Views among participants diverged, however, about the extent of needs in some areas. Some TA providers argued that considerable progress had already been made and that future work should build on this rather than starting the process all over again. A couple of country authorities and bilateral donors indicated that there could also be some difficulty in convincing their decision makers of the importance of sound debt management and the need to prioritize resources towards capacity building in this area.
There was also agreement on a number of principles for future work, in particular the need for a demand-driven approach and for greater coordination in service delivery, although not necessarily on how to achieve it. Some LICs aired their frustration at the proliferation of initiatives, and donors stressed the need for activities in this area to be in line with the Paris Declaration on aid effectiveness.
The joint Fund-Bank MTDS TA initiative, which is currently being rolled-out was generally well-received. Participants agreed that this instrument would fill a gap and was a natural complement to the debt sustainability framework, which seems to have been mainstreamed. They welcomed the Fund and the Bank’s intention to involve other TA providers in the roll-out of the MTDS. Some commentators did voice concern however, that the DeMPA might overlap significantly with existing self-assessment tools. The DeMPA has been developed using a similar methodology to the existing Public Expenditure and Financial Accountability (PEFA) Framework Assessment.
The Bank stressed that it could contribute to coordination. In particular, through its proposed debt management facility for LICs (DeMFLIC) which could finance TA involving various providers. This proposal was well received by a number of donors, who may agree to finance it, but was also greeted with skepticism by some TA providers, who stressed the potential conflict of interest for the Bank (as a manager of the facility and provider of TA). A number of LICs and TA providers wondered if this facility would indeed raise additional financing or just divert existing funding. Other suggestions to facilitate coordination were made, such as institutionalizing stakeholders’ conferences or the sharing of activity plans by TA providers.

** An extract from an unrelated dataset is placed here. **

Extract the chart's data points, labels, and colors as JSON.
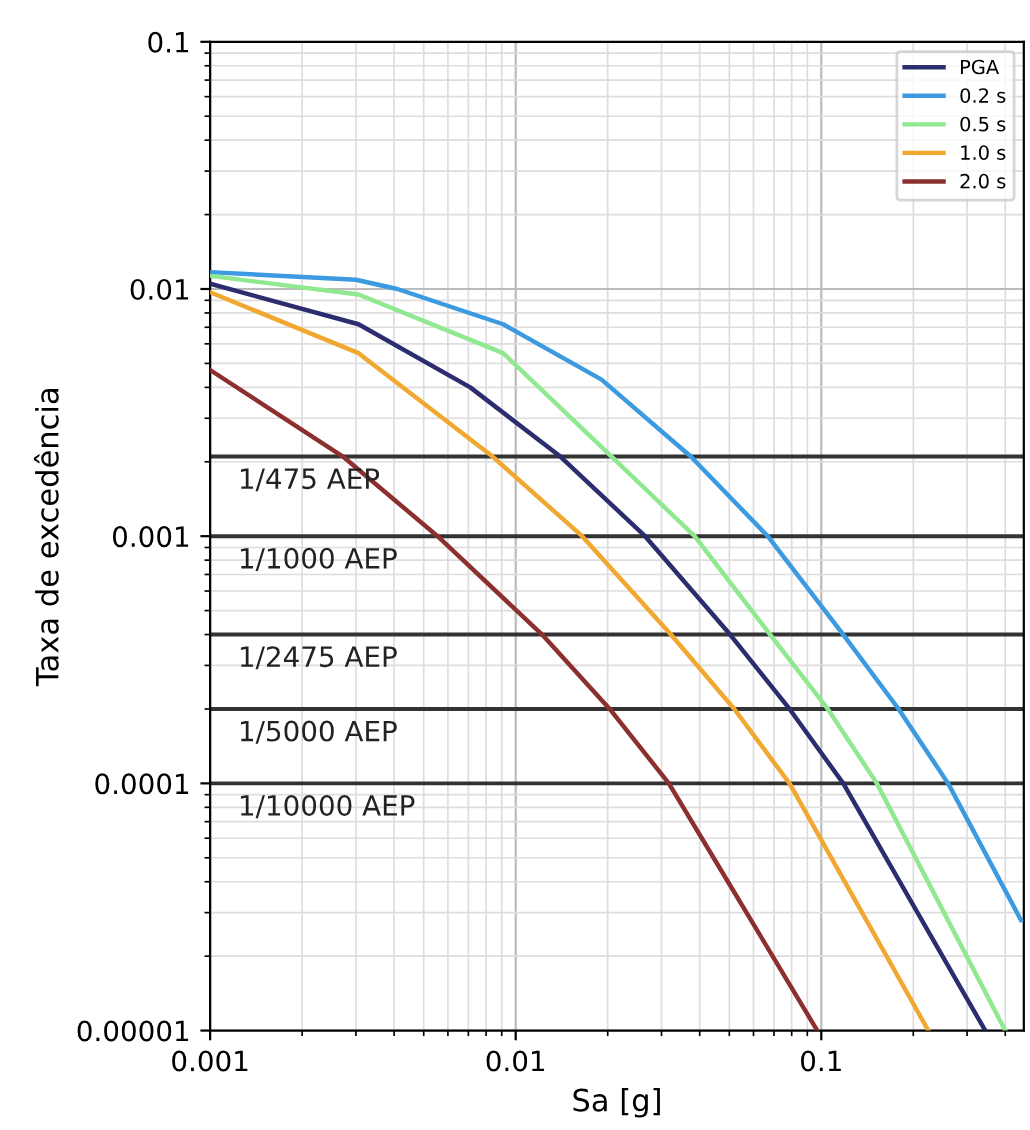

Participants—particularly donors—expect the Fund to play a prominent role in the area of debt management and debt sustainability in LICs. They supported the Fund’s representatives call for a comprehensive approach to debt issues, in which debt management should be closely articulated with fiscal, monetary, and exchange rate policies. They concurred that the Fund was uniquely placed to provide this perspective and help raise the profile of debt management with LIC decision makers.